Member of Legislative Assembly, Andhra Pradesh
- In office 2019–2024
- Preceded by: Yakkaladevi Isaiah
- Succeeded by: Githa Jayasurya
- Constituency: Nandikotkur

Personal details
- Party: YSR Congress Party
- Other political affiliations: Indian National Congress

= Thoguru Arthur =

Indian politician (born 1955)

Thoguru Arthur (10 July 1955) is an Indian politician from Andhra Pradesh. He won the 2019 Andhra Pradesh Legislative Assembly Election on YSRCP ticket from Nandikotkur, a constituency reserved for SCs in Kurnool district. He won the MLA seat defeating his nearest rival Bandi Jayaraju of TDP by 40,610 votes. On 19 March 2024, ahead of the General elections to the parliament and the 2024 AP Assembly elections, he quit the ruling YSRCP and joined the Indian National Congress.

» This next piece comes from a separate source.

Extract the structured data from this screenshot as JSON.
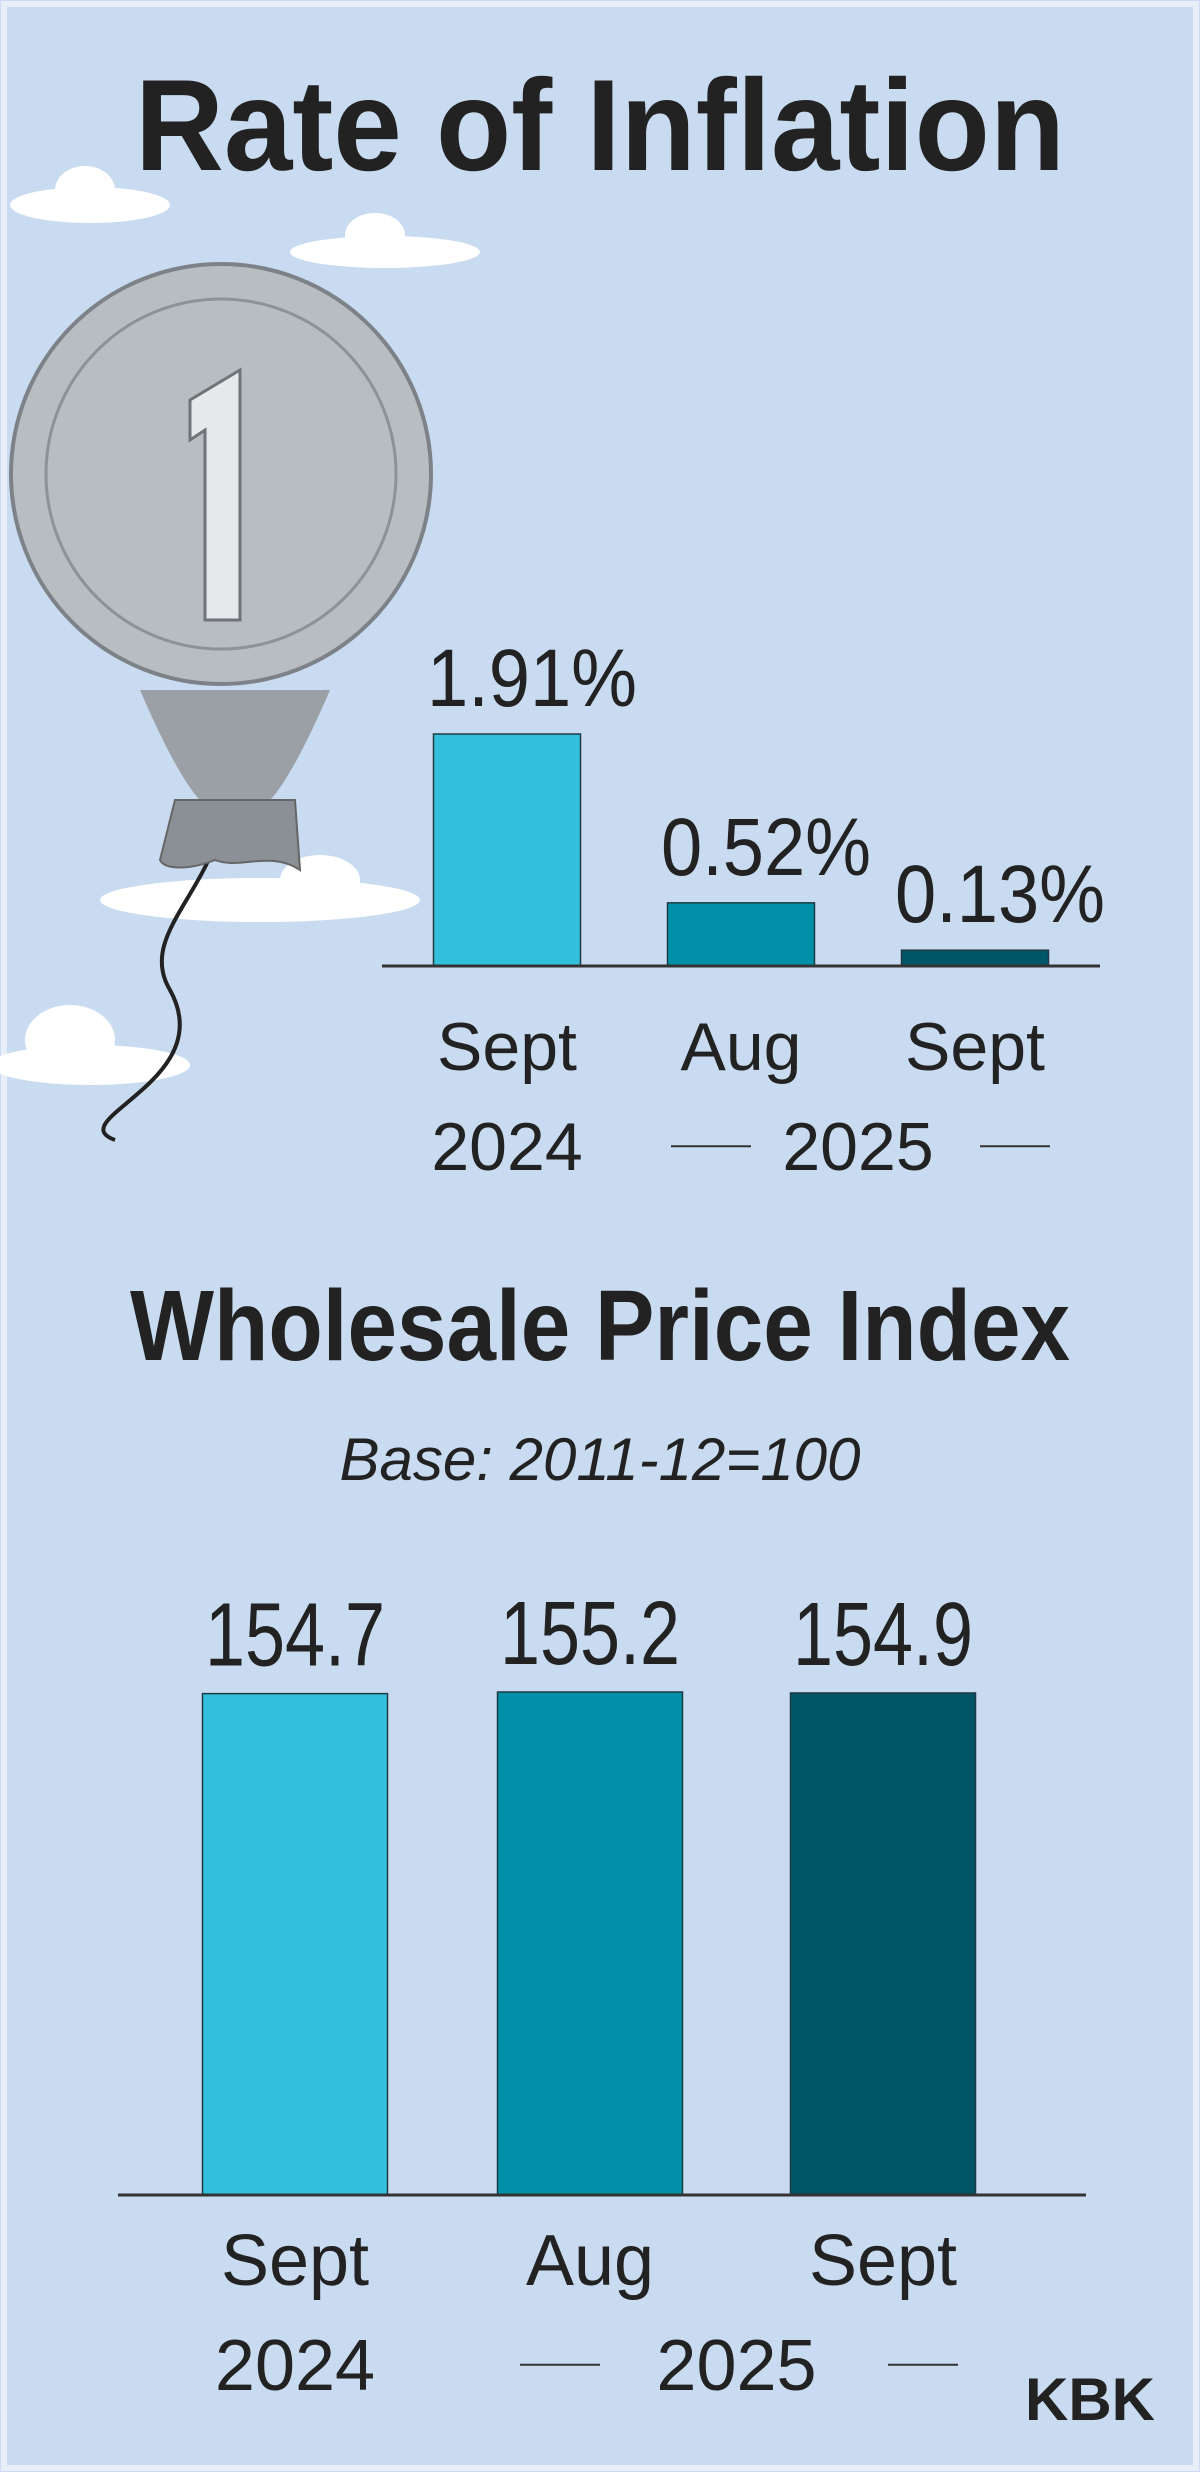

== Early life and education ==
Arthur hails from Maddur village in Pamulapadu mandal, Kurnool district. His parents are Thoguru Samuel and Marthamma. He married V. Papamma. He completed his graduation in 1981 from the Government Degree College for men, Kurnool. He has a son Vivek Jaya Sandeep and his daughter Vijaya Siri Sindhura is a graduate from IIT, Guwahati and joined TISS in 2023.

== Career ==
He was an ardent follower of former chief minister late Y. S. Rajasekhar Reddy. He missed the MLA ticket in 2014 but won the Nandikotkur seat in 2019. Earlier, during the period of Chandrababu Naidu, he worked as Chief Marshal in the Assembly for three years. In 1982, he joined the police service as a sub inspector.

== Honors ==
Arthur received a certificate of appreciation from the London World Book of Records for his service in the constituency during the Covid pandemic.